While it is common to hear that cities need to have a bigger part in addressing the policy challenges of our time, and this is surely true in many contexts, in the case of sports and active recreation they have the competencies in place to assume a leading role. Actually, local solutions are key. The bigger challenge is leveraging the resources, generating capacity and knowledge, and applying good practices to effectively shape and influence rates and quality of sports participation and active recreation.

In Southeast Michigan and Western New York in the United States, the Ralph C. Wilson Junior Foundation, in coordination with the Community Foundation for Southeast Michigan and the Community Foundation for Greater Buffalo, is working to do just that. Based on the framework of the Aspen Institute’s Project Play (Sport for All, Play for Life: A Playbook to Get Every Kid in the Game) and the local and regional analysis carried out for southeast Michigan and western New York, cross-sector local stakeholders are collaborating to improve access to sports for all children and youth in their communities, regardless of location, income, or ability.

The German Marshall Fund’s Urban and Regional Policy Program is contributing to this endeavor by leading a study tour approximately 40 such stakeholders from both states to explore and learn how their peers in two European cities work and operate in these areas. Participants will embark on a week-long visit to the Ruhr region in Germany and Barcelona with the goal of inspiring and informing new ideas on policy and practice.

While they face similar challenges, the important differences between the U.S. and European youth sports systems lend themselves to interesting explorations of diverse approaches and methods for seeking to improve equitably and sustainably the health and wellbeing of urban communities.

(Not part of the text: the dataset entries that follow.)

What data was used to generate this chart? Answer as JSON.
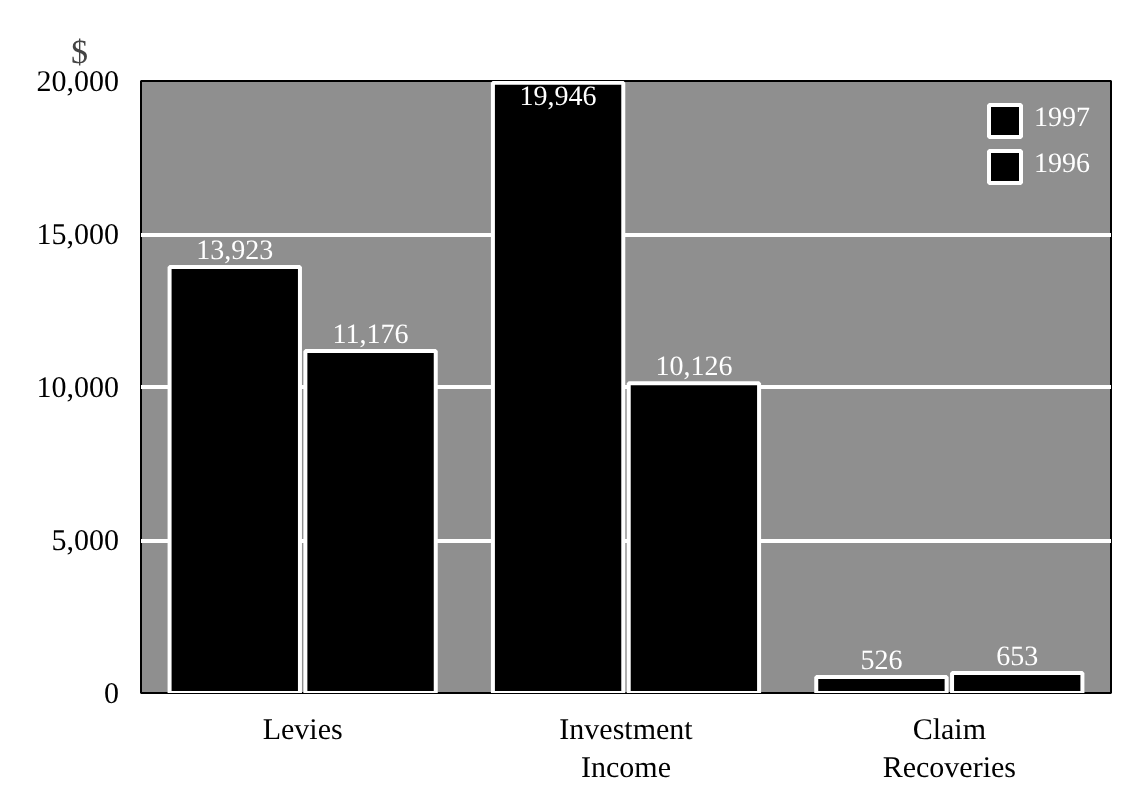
{
  "chart_data": {
    "type": "bar",
    "ylabel": "$",
    "categories": [
      "Levies",
      "Investment\nIncome",
      "Claim\nRecoveries"
    ],
    "series": [
      {
        "name": "1997",
        "color": "#000000",
        "values": [
          13923,
          19946,
          526
        ],
        "value_labels": [
          "13,923",
          "19,946",
          "526"
        ]
      },
      {
        "name": "1996",
        "color": "#000000",
        "values": [
          11176,
          10126,
          653
        ],
        "value_labels": [
          "11,176",
          "10,126",
          "653"
        ]
      }
    ],
    "ylim": [
      0,
      20000
    ],
    "yticks": [
      {
        "value": 0,
        "label": "0"
      },
      {
        "value": 5000,
        "label": "5,000"
      },
      {
        "value": 10000,
        "label": "10,000"
      },
      {
        "value": 15000,
        "label": "15,000"
      },
      {
        "value": 20000,
        "label": "20,000"
      }
    ],
    "grid": "y",
    "legend": "top right"
  }
}
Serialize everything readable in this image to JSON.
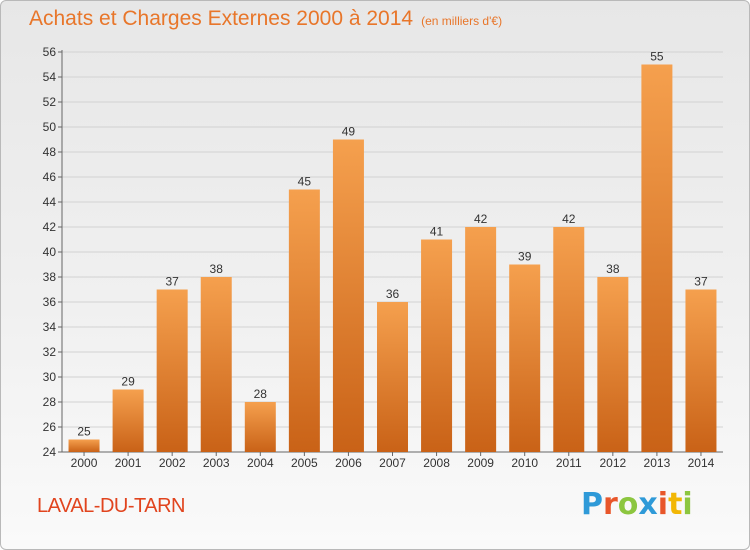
{
  "chart_data": {
    "type": "bar",
    "title": "Achats et Charges Externes 2000 à 2014",
    "subtitle": "(en milliers d'€)",
    "categories": [
      "2000",
      "2001",
      "2002",
      "2003",
      "2004",
      "2005",
      "2006",
      "2007",
      "2008",
      "2009",
      "2010",
      "2011",
      "2012",
      "2013",
      "2014"
    ],
    "values": [
      25,
      29,
      37,
      38,
      28,
      45,
      49,
      36,
      41,
      42,
      39,
      42,
      38,
      55,
      37
    ],
    "ylim": [
      24,
      56
    ],
    "yticks": [
      24,
      26,
      28,
      30,
      32,
      34,
      36,
      38,
      40,
      42,
      44,
      46,
      48,
      50,
      52,
      54,
      56
    ],
    "grid": true,
    "xlabel": "",
    "ylabel": "",
    "bar_color_top": "#f5a04e",
    "bar_color_bottom": "#c96217"
  },
  "footer": {
    "commune": "LAVAL-DU-TARN",
    "logo_letters": [
      "P",
      "r",
      "o",
      "x",
      "i",
      "t",
      "i"
    ],
    "logo_colors": [
      "#2f9ad8",
      "#e8562a",
      "#8cc63f",
      "#2f9ad8",
      "#e8562a",
      "#f2b705",
      "#8cc63f"
    ]
  }
}
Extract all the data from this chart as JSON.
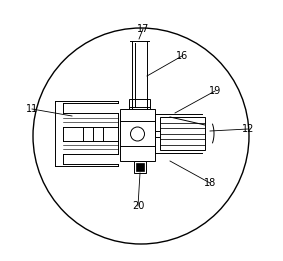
{
  "fig_width": 2.83,
  "fig_height": 2.61,
  "dpi": 100,
  "bg_color": "#ffffff",
  "line_color": "#000000",
  "lw": 0.7
}
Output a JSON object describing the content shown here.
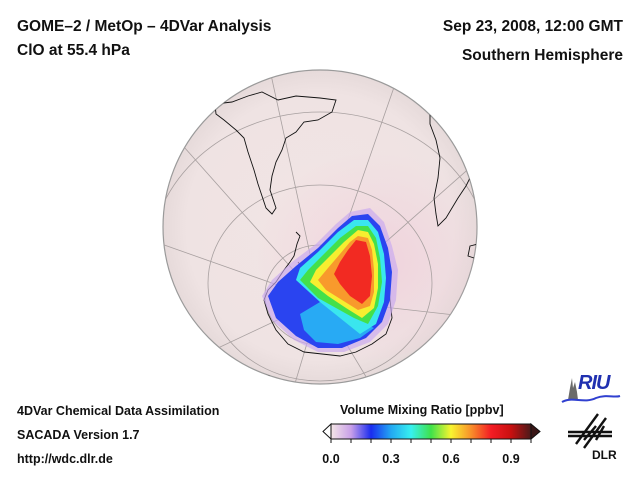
{
  "header": {
    "title": "GOME–2 / MetOp – 4DVar Analysis",
    "subtitle": "ClO at 55.4 hPa",
    "date": "Sep 23, 2008, 12:00 GMT",
    "hemisphere": "Southern Hemisphere"
  },
  "footer": {
    "line1": "4DVar Chemical Data Assimilation",
    "line2": "SACADA Version 1.7",
    "line3": "http://wdc.dlr.de"
  },
  "colorbar": {
    "title": "Volume Mixing Ratio [ppbv]",
    "min": 0.0,
    "max": 1.0,
    "ticks": [
      "0.0",
      "0.3",
      "0.6",
      "0.9"
    ],
    "tick_values": [
      0.0,
      0.3,
      0.6,
      0.9
    ],
    "colors": [
      "#f4e6e6",
      "#c9a0e8",
      "#1a2cf0",
      "#23a8f2",
      "#37f0f0",
      "#3fe24a",
      "#f8f430",
      "#f8902a",
      "#f41c24",
      "#c81010",
      "#4a1a1a"
    ]
  },
  "logos": {
    "riu": "RIU",
    "dlr": "DLR"
  },
  "map": {
    "projection": "orthographic",
    "ocean_color": "#efe4e4",
    "land_outline": "#111111"
  }
}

While each system and context has its strengths and weaknesses, seeing and understanding the different ways in which local authorities can interact with schools, non-profit organizations, sports associations, and professional clubs to enable and promote physical activity, or how abandoned space and unused infrastructure can be creatively reconverted into recreational space, are just some of the ways that transatlantic peer learning can help inform and inspire local endeavors.

More broadly, understanding how youth sports fits into a broader societal vision for change, or how sporting events can be leveraged to transform a neighborhood or city, can also inspire collaborative local efforts on a more strategic level. Participants in the study tour will be visiting the Ruhr region, the heart of Germany’s former coal and steel industry, where the industrial landscape has been repurposed into a connected network of over 400 kilometers/248 miles of green walking and bike trails. They will also visit Barcelona, where the hosting of the 1992 Olympic Games was used not only as an excuse to reinvent parts of the city physically, but to catalyze an economic, urbanistic and social transformation that turned it into its modern and attractive self, leaving some to claim that it took a qualitative leap of more than 25 years in just six.[1]

 

[1] Boykoff, Jules (2014). Celebration Capitalism and the Olympic Games. Routledge.